3. コオーディネーション能力は年齢が4歳~13歳の間で伸びる
①反応能力 情報を選択して素早く反応する能力 短距離走のスタート、ボールの動きに対する反応
②リズム化能力 与えられたリズムを正確に再生する、リズムを認知し自分の動きに変換する
③バランス能力 バランスを維持し、崩れを回復する、動的なバランスは加速度にも対応する
④空間的定位置能力 コート内でボールの位置により、時間的、空間的に自分のポジションを変化させる
⑤運動筋肉感覚の分化能力 手足や道具、ボールやバットを正確に動かす能力
★これらの能力を適正な年齢で鍛えておけば、どんなスポーツをやってもある程度できるようになります。
15歳以上になってから、自分の体形や好みによって進路は決めれば良いのです。
若い時に筋トレなどで筋肉がつくと骨が成長する時期に筋肉が邪魔をして背が伸びないなどの問題になる。

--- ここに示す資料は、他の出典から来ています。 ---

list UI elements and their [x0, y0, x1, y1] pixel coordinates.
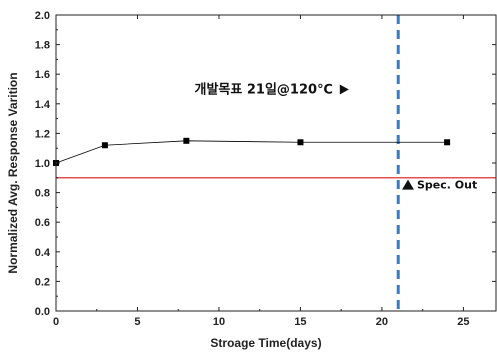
x-tick-label: 20	[376, 316, 388, 328]
data-point	[101, 142, 108, 149]
plot-area-frame	[55, 14, 497, 312]
y-tick-label: 1.8	[35, 40, 50, 52]
y-tick-label: 0.8	[35, 188, 50, 200]
annotation-spec-out: Spec. Out	[417, 179, 477, 192]
y-tick-label: 1.4	[35, 99, 51, 111]
x-tick-label: 0	[53, 316, 59, 328]
x-tick-label: 10	[213, 316, 225, 328]
series-layer	[53, 137, 451, 166]
y-tick-label: 2.0	[35, 10, 50, 22]
y-tick-label: 1.6	[35, 69, 50, 81]
x-tick-label: 15	[294, 316, 306, 328]
ticks: 0.0 0.2 0.4 0.6 0.8 1.0 1.2 1.4 1.6 1.8 2.0 0 5 10 15 2…	[35, 10, 496, 328]
x-axis-label: Stroage Time(days)	[210, 336, 321, 350]
annotation-target: 개발목표 21일@120℃	[195, 81, 333, 97]
y-axis-label: Normalized Avg. Response Varition	[6, 72, 20, 273]
x-tick-label: 5	[134, 316, 140, 328]
series-line	[55, 140, 448, 164]
data-point	[183, 137, 190, 144]
y-tick-label: 0.4	[35, 247, 51, 259]
right-triangle-marker	[339, 84, 349, 95]
up-triangle-marker	[402, 179, 414, 190]
data-point	[444, 139, 451, 146]
y-tick-label: 1.0	[35, 158, 50, 170]
y-tick-label: 0.2	[35, 276, 50, 288]
data-point	[297, 139, 304, 146]
y-tick-label: 1.2	[35, 128, 50, 140]
annotations: 개발목표 21일@120℃ Spec. Out	[195, 81, 478, 191]
reference-lines	[56, 15, 496, 311]
y-tick-label: 0.6	[35, 217, 50, 229]
y-tick-label: 0.0	[35, 306, 50, 318]
x-tick-label: 25	[457, 316, 469, 328]
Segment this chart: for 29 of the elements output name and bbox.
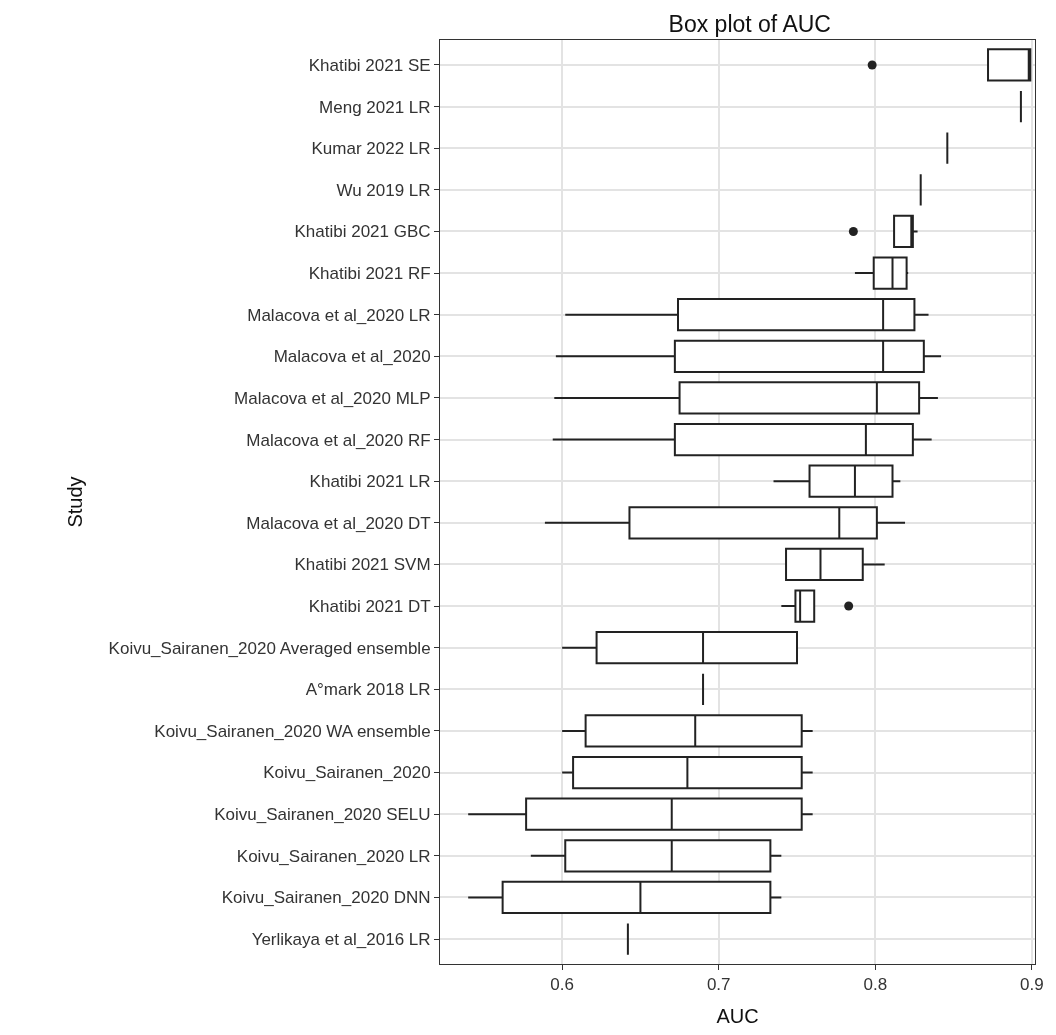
x-tick-label: 0.8 bbox=[863, 975, 888, 995]
y-tick-label: Malacova et al_2020 bbox=[273, 347, 431, 367]
y-tick-label: Malacova et al_2020 LR bbox=[247, 305, 431, 325]
y-tick-label: Kumar 2022 LR bbox=[311, 139, 431, 159]
y-tick-label: Malacova et al_2020 DT bbox=[246, 513, 431, 533]
x-tick-label: 0.9 bbox=[1020, 975, 1044, 995]
y-tick-label: Yerlikaya et al_2016 LR bbox=[251, 929, 431, 949]
chart-title: Box plot of AUC bbox=[668, 10, 831, 37]
y-tick-label: Khatibi 2021 SE bbox=[308, 55, 431, 75]
y-tick-label: Khatibi 2021 SVM bbox=[294, 555, 431, 575]
y-tick-label: Malacova et al_2020 MLP bbox=[234, 388, 431, 408]
y-tick-label: Koivu_Sairanen_2020 DNN bbox=[221, 888, 431, 908]
y-tick-label: A°mark 2018 LR bbox=[305, 680, 431, 700]
y-tick-label: Khatibi 2021 GBC bbox=[294, 222, 431, 242]
x-tick-label: 0.7 bbox=[706, 975, 731, 995]
y-tick-label: Koivu_Sairanen_2020 SELU bbox=[214, 805, 431, 825]
x-tick-label: 0.6 bbox=[550, 975, 574, 995]
y-tick-label: Khatibi 2021 RF bbox=[308, 264, 431, 284]
y-axis-title: Study bbox=[64, 476, 87, 528]
y-tick-label: Koivu_Sairanen_2020 WA ensemble bbox=[154, 721, 431, 741]
y-tick-label: Koivu_Sairanen_2020 bbox=[263, 763, 431, 783]
y-tick-label: Meng 2021 LR bbox=[319, 97, 431, 117]
y-tick-label: Khatibi 2021 DT bbox=[308, 597, 431, 616]
y-tick-label: Khatibi 2021 LR bbox=[309, 472, 431, 492]
y-tick-label: Koivu_Sairanen_2020 LR bbox=[236, 846, 431, 866]
y-tick-label: Koivu_Sairanen_2020 Averaged ensemble bbox=[108, 638, 431, 658]
y-tick-label: Malacova et al_2020 RF bbox=[246, 430, 431, 450]
x-axis-title: AUC bbox=[716, 1004, 759, 1027]
y-tick-label: Wu 2019 LR bbox=[336, 180, 431, 200]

学童期に筋トレは必要なく、コオーディネーション能力を重点的に鍛える方が効果的です。
4. コオーディネーショントレーニングを行う時の原則
①コオーディネーション運動自体の完成度は求めない。トライ&エラー、脳に経験させることが重要。
②少ない反復回数で異なるエクサスサイズを数多く行う事が重要。
③目標に基づいて条件を頻繁に変化させ、何度も繰り返し行う。
同じことの繰り返しは脳が飽きて学習意欲が減退するので効果的ではない。
5. コオーディネーション運動の実施
①バリエーション法
動作コオーディネーション能力の形成に最も重要な原則で、目標を持って方法、前提条件などを多様にする方法。

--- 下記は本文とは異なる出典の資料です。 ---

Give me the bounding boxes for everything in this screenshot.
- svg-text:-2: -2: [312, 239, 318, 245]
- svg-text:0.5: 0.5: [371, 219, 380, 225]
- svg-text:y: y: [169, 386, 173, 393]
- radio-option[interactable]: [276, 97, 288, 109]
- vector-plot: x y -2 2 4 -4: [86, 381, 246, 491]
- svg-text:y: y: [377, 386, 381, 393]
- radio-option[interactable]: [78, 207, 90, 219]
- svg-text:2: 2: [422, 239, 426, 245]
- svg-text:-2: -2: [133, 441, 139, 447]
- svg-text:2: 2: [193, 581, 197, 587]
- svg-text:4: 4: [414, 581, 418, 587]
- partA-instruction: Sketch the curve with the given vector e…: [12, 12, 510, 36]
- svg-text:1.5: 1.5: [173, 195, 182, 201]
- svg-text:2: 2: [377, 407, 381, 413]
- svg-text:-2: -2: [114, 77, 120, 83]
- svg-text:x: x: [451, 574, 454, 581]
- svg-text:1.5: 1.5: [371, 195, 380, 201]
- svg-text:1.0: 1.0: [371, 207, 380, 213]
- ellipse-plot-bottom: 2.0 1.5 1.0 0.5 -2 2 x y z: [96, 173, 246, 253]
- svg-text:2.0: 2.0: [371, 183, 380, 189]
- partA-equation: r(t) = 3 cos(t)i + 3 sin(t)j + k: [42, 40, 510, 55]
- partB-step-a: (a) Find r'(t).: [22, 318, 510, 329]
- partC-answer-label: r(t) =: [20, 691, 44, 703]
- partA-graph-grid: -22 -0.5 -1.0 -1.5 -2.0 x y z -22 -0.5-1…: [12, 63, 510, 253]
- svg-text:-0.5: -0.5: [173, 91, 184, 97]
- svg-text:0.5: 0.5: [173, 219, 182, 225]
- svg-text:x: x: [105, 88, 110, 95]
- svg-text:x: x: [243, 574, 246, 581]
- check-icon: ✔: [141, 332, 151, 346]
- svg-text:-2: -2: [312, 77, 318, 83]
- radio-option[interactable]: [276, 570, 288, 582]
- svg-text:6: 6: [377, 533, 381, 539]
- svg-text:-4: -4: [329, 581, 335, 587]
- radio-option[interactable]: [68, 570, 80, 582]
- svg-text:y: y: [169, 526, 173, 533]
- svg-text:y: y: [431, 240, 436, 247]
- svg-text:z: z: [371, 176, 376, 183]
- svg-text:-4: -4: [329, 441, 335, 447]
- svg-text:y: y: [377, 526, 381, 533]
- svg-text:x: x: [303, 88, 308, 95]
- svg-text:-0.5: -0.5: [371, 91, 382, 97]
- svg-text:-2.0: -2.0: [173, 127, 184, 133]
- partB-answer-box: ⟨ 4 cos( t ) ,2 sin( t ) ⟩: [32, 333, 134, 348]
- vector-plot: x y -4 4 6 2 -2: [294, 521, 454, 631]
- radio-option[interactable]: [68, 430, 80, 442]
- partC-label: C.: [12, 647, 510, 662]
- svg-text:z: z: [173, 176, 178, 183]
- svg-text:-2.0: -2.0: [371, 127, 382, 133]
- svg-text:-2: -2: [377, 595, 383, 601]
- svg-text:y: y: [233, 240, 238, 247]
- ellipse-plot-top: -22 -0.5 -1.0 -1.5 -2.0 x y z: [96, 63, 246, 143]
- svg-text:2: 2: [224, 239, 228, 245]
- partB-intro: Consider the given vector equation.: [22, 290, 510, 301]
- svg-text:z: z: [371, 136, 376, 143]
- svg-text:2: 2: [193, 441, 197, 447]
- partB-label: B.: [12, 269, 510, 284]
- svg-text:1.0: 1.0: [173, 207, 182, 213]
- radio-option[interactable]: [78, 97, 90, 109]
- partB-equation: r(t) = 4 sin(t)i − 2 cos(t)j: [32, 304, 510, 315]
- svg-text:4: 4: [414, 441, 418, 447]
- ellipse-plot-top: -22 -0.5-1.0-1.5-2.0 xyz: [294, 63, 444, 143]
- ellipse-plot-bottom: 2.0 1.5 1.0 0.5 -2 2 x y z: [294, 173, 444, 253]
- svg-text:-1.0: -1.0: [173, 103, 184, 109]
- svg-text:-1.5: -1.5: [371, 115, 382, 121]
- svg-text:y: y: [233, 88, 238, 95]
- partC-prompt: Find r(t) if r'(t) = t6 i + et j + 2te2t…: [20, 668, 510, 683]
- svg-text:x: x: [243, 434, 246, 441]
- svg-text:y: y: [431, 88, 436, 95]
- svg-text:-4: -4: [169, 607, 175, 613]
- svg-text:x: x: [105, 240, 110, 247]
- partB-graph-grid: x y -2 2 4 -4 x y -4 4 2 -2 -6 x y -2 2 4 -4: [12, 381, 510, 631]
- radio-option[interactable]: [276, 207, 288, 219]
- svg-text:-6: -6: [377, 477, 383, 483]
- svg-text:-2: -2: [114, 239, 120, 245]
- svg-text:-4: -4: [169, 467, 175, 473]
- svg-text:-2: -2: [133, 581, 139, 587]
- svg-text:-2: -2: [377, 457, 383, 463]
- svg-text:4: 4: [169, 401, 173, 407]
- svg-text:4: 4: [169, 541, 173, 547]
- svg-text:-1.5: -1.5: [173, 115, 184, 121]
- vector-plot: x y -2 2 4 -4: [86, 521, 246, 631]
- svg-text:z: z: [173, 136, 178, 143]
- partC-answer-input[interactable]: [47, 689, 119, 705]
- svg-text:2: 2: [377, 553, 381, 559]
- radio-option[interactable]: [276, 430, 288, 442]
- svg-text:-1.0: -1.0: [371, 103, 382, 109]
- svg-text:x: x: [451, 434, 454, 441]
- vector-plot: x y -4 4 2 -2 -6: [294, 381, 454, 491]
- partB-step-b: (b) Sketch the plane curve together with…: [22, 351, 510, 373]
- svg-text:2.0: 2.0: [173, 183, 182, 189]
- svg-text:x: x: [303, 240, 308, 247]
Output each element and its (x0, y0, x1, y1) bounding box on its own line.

②コントラスト法 連続で予測できる練習を回避する方法
ボールを投げる練習で使うボールの重さを頻繁に変えて練習すれば高い経験を積める。
③オーバーポテンシャル法 目標とするレベルより高い課題を設定するとより高いレベルの能力に繋がる。
④負荷増強法 単純に負荷を増やす、正確さのレベルを上げる 心理的負担を増やすなど
★運動の完成度を求めず、トライ&エラーが重視されるので失敗する不安がない。
体力が必要な訓練のような運動ではないので体力的な辛さがない。
6. 将来のトップアスリートを育成する為のタレント発掘と育成に使われている。
動作コオーディネーション能力に優れた子どもを発見してその能力を育成する。
その子の能力を評価し向いているスポーツを紹介する活動をしている事例が全国に広がっている。
7. 高齢者の体力維持や向上にも使えるのでしょうか?
運動自体は楽しく実施できそうです。
いまさら能力を発掘されても遅いように思いますがどうでしょう。